In essence many of these solutions are in fact nothing more than legitimate rootkits. The research behind the linked talk found that one of the DLP solutions investigated was actually a modified version of a well known rootkit found on rootkit.com! This could potentially been seen as a problem for a number of reasons. One of which is that if as described by the research none of the rootkit detection solutions successfully detected any of the DLP solutions, isn’t it possible (likely?) that AV vendors (intentionally) may not detect their own (or others?) DLP solutions with their rootkit detection kits? Would it therefore be possible to modify these allowed/legitimate DLP rootkits to produce a highly covert rootkit with very little chance of detection?
There could also be room for concern over the overall security of these solutions. By collecting and distributing reams of potentially sensitive information and providing ring 0 (system) control over every end user system on the corporate environment to a management server, you're placing a hell of a lot of trust in the security of the DLP solution itself. Wouldn't an attacker go straight for the DLP solution? That is one serious single point of total failure!
It's a subjective point I know, but what about the wider implications of spying on users to this degree? I know many who would seriously resent a company taking these actions. Doesn't it eliminate any notion of trust between the individual and company? I am a pragmatist at heart and so do see the benefits of these solutions (and indeed can empathise with a CISO attempting to protect corporate interests) but for an industry that invests such energy into the promotion of privacy doesn't something just plain feel wrong about engineering solutions which so completely destroy this for the individual in the workplace?
Some answers from the group:
A very important point raised - the people aspect. Whatever technical controls are in place, people will be the ones to break it (see data loss articles on Her Majesty's Revenue and Customs, pretty much any bank, Wikileaks etc) - so the following controls:
Update:
I was pointed at this October 2010 paper by Rich Mogull at Securosis on Understanding and Selecting DLP. Excellent set of areas to look at!
As indicated by Rory's answer, much like almost all of our problems, you have both the business process and the technical aspects to deal with.
From a technical perspective when investigating DLP (as a product) we focused on 3 major aspects:
That looks like a fairly standard list, however I feel as though the rational is an important consideration. Outside of corporate environments, and even inside them sometimes, the end-user buy in for security projects is very tricksome. As referenced in this question, a security professional is often seen as one who should either be ignored because they do nothing but make my life harder than it needs to be, or viewed askance because "they're out to get me". As such, it often falls on the Security Office to work around the prevailing culture and convince the end-user that any extra work on their part is actually worthwhile.
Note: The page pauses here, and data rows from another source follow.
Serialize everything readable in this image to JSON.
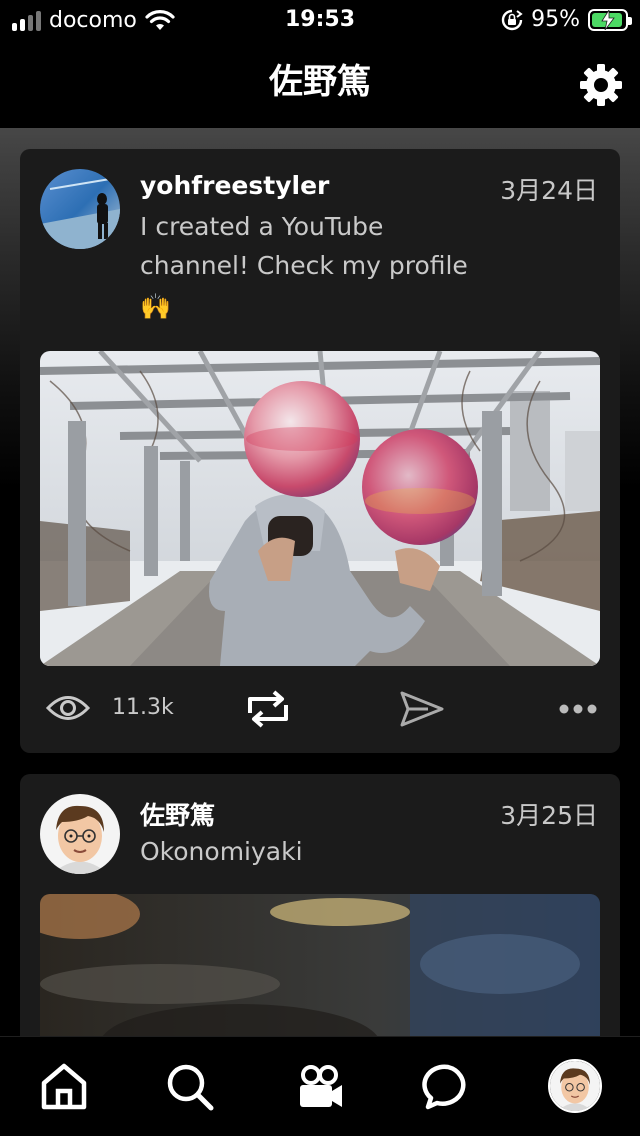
{
  "status_bar": {
    "carrier": "docomo",
    "time": "19:53",
    "battery_percent": "95%",
    "battery_level": 0.95,
    "signal_bars": 4,
    "signal_active": 2
  },
  "header": {
    "title": "佐野篤",
    "settings_icon": "gear-icon"
  },
  "posts": [
    {
      "username": "yohfreestyler",
      "date": "3月24日",
      "text": "I created a YouTube channel! Check my profile",
      "emoji": "🙌",
      "media": "photo-freestyle-football-two-balls",
      "views": "11.3k",
      "actions": [
        "eye-icon",
        "repost-icon",
        "share-icon",
        "more-icon"
      ]
    },
    {
      "username": "佐野篤",
      "date": "3月25日",
      "text": "Okonomiyaki",
      "media": "video-thumbnail-blurred"
    }
  ],
  "tabbar": {
    "tabs": [
      "home-icon",
      "search-icon",
      "video-icon",
      "messages-icon",
      "profile-avatar"
    ]
  },
  "colors": {
    "background": "#000000",
    "card": "#1b1b1b",
    "text_secondary": "#c9c9c9",
    "battery_green": "#4cd964"
  }
}
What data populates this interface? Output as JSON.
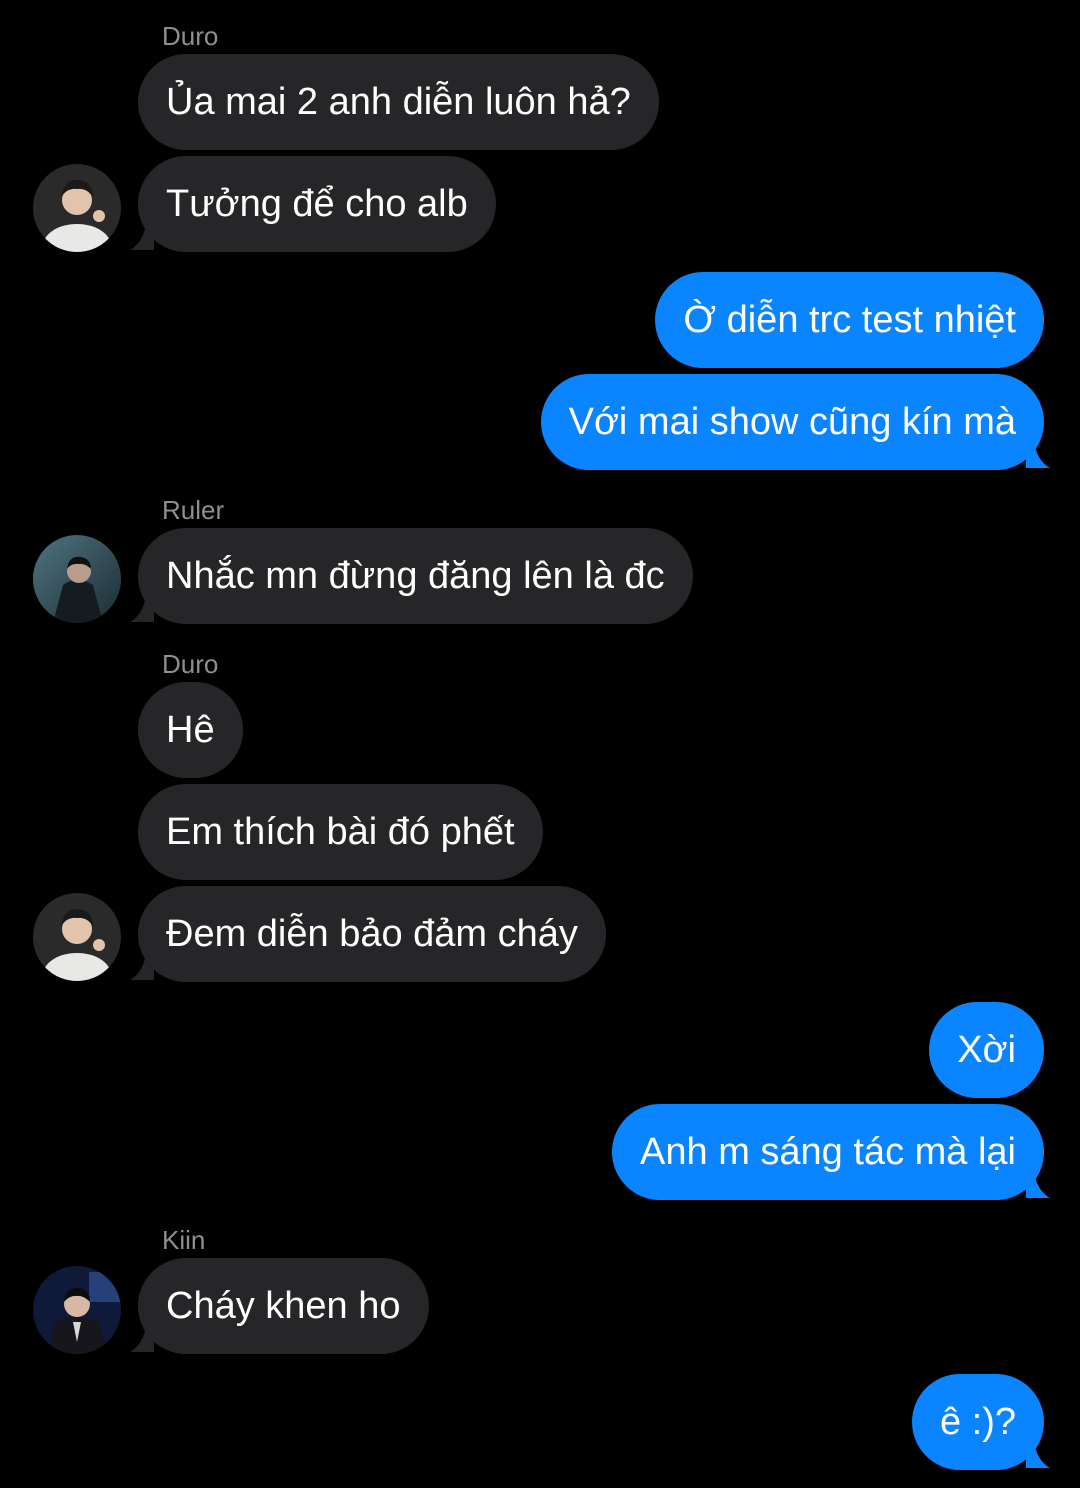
{
  "colors": {
    "background": "#000000",
    "incoming_bubble": "#262628",
    "outgoing_bubble": "#0a84ff",
    "sender_name": "#8e8e93",
    "text": "#ffffff"
  },
  "messages": [
    {
      "sender": "Duro",
      "text": "Ủa mai 2 anh diễn luôn hả?"
    },
    {
      "text": "Tưởng để cho alb",
      "avatar": "duro-avatar"
    },
    {
      "text": "Ờ diễn trc test nhiệt"
    },
    {
      "text": "Với mai show cũng kín mà"
    },
    {
      "sender": "Ruler",
      "text": "Nhắc mn đừng đăng lên là đc",
      "avatar": "ruler-avatar"
    },
    {
      "sender": "Duro",
      "text": "Hê"
    },
    {
      "text": "Em thích bài đó phết"
    },
    {
      "text": "Đem diễn bảo đảm cháy",
      "avatar": "duro-avatar"
    },
    {
      "text": "Xời"
    },
    {
      "text": "Anh m sáng tác mà lại"
    },
    {
      "sender": "Kiin",
      "text": "Cháy khen ho",
      "avatar": "kiin-avatar"
    },
    {
      "text": "ê :)?"
    }
  ]
}
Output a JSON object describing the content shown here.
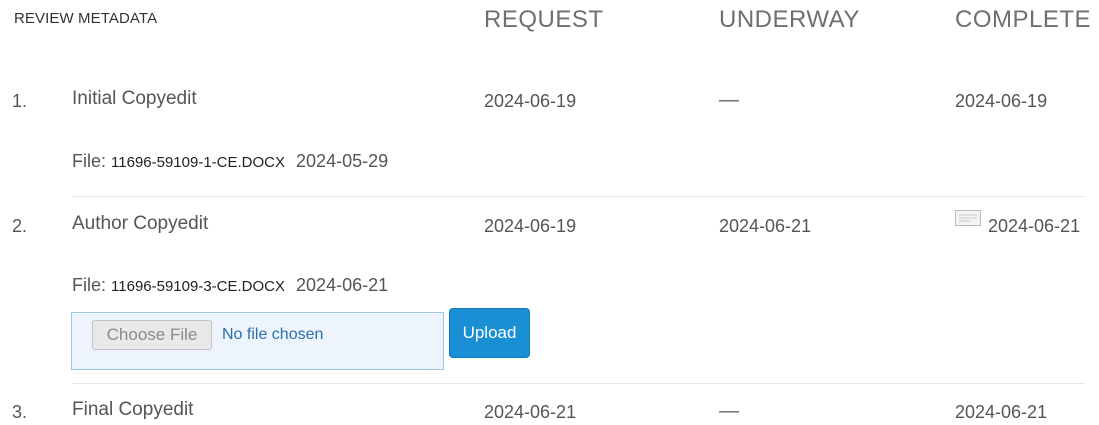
{
  "header": {
    "metadata": "REVIEW METADATA",
    "request": "REQUEST",
    "underway": "UNDERWAY",
    "complete": "COMPLETE"
  },
  "steps": [
    {
      "number": "1.",
      "name": "Initial Copyedit",
      "request": "2024-06-19",
      "underway": "—",
      "complete": "2024-06-19",
      "file_label": "File:",
      "file_name": "11696-59109-1-CE.DOCX",
      "file_date": "2024-05-29"
    },
    {
      "number": "2.",
      "name": "Author Copyedit",
      "request": "2024-06-19",
      "underway": "2024-06-21",
      "complete": "2024-06-21",
      "complete_icon": "notes-icon",
      "file_label": "File:",
      "file_name": "11696-59109-3-CE.DOCX",
      "file_date": "2024-06-21"
    },
    {
      "number": "3.",
      "name": "Final Copyedit",
      "request": "2024-06-21",
      "underway": "—",
      "complete": "2024-06-21"
    }
  ],
  "upload": {
    "choose_label": "Choose File",
    "no_file_text": "No file chosen",
    "upload_label": "Upload"
  }
}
Keeping those considerations in mind, things like desktop agents quickly become a very contentious item, even if they are extremely effective. So the question becomes how much interference can we get away with? If you are in a strong "corporate style" environment with tight control on systems, or strong policies in place governing sensitive data, or strong buy-in from the management chain of the end-users, etc., then you can probably get away with a lot. On the other end of the spectrum a strictly network based solution may be your best bet. Something that acts more like an IDS and will only detect data transmissions, but not work to prevent them.
While most DLP solutions will have pre-built signatures for common items such as SSN, Driver's License, watermarks indicating confidential data, etc., sometimes the information that is most concerning is that which is unique to your environment. In my opinion, any DLP solution worth purchasing must be extensible. I must be able to add the regexp that matches my universities PID (Person IDentification) number, or the HR internal employee IDs. I also want to be able to look for items that specific departments find important. That is, if the Fine Arts dean's office decides that a specific research paper is important, I should be allowed a method by which to watch for it (see goodwill v. buy-in graphs relevant to previous point).
Finally, Ease of Use. In many, if not most, organizations worker resources are at a premium. The system itself must be relatively easy to maintain and run. Whenever an alert fires it should be relatively painless to act on. The specifics depend entirely on your internal procedures, as well as what other systems you use for security monitoring/response.